Elijah de la Campa | Credit: LinkedIn

All of those factors have pushed the average monthly mortgage payment to a record high of $2,864, $650 more than the average monthly mortgage payment in 2019 ($2,210).

“Rising home prices are a double-edged sword,” Redfin Senior Economist Elijah de la Campa said in a written statement. “On the one hand, Americans who already own homes benefit from rising values and they can consider themselves lucky they broke into the housing market while they could still afford it.”

De la Campa said the pressure of rising prices and mortgage rates most impacts first-time homebuyers and baby boomers.

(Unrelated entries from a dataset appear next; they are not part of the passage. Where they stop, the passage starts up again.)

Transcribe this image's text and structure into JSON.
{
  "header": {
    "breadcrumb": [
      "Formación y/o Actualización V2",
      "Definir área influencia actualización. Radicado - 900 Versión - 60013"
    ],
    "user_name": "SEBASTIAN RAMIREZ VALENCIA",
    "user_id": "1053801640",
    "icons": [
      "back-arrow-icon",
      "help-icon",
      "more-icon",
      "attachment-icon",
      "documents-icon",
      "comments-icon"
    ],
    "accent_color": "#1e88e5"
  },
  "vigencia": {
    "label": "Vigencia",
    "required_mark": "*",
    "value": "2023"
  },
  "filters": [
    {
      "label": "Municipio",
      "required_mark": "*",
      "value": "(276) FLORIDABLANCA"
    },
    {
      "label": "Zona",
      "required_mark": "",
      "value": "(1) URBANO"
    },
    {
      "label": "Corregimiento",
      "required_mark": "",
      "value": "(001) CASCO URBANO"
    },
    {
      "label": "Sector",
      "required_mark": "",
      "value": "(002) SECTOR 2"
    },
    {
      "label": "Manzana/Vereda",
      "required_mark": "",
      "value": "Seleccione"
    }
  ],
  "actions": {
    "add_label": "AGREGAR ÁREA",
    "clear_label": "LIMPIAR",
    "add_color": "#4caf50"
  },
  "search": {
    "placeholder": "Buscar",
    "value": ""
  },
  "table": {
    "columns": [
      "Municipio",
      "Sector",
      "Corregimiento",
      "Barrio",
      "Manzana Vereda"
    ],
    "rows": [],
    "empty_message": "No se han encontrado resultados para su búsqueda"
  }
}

First-time homebuyers don’t have equity to help fund a new purchase, meaning they’re counting on cash gifts from family and friends to help fund their purchase (36 percent). Alternatively, they’re giving up on homeownership altogether, as evidenced by the 40 percent of U.S. renters who say they’ll never be able to own a home.

Meanwhile, baby boomers are the generation least likely to be able to afford their current home if they were to buy it today (45 percent) compared to Gen-Xers (39 percent) and millennials (24 percent).

Baby boomers, who are between 60 and 78 years old, likely purchased their homes in the 1980s and 1990s, when the U.S. median sales price was well below $100,000. That means baby boomers have no incentive to re-enter the market unless forced to for health or familial reasons.

“On the other hand, price appreciation makes the prospect of buying a new home daunting or even impossible for many people who want to move,” de la Campa said. “Prices have risen enough that a similar home and location would be much pricier than a home someone already owns — even accounting for inflation. Add elevated mortgage rates to the equation, and moving up to a bigger, better home is even more costly and perhaps out of reach.”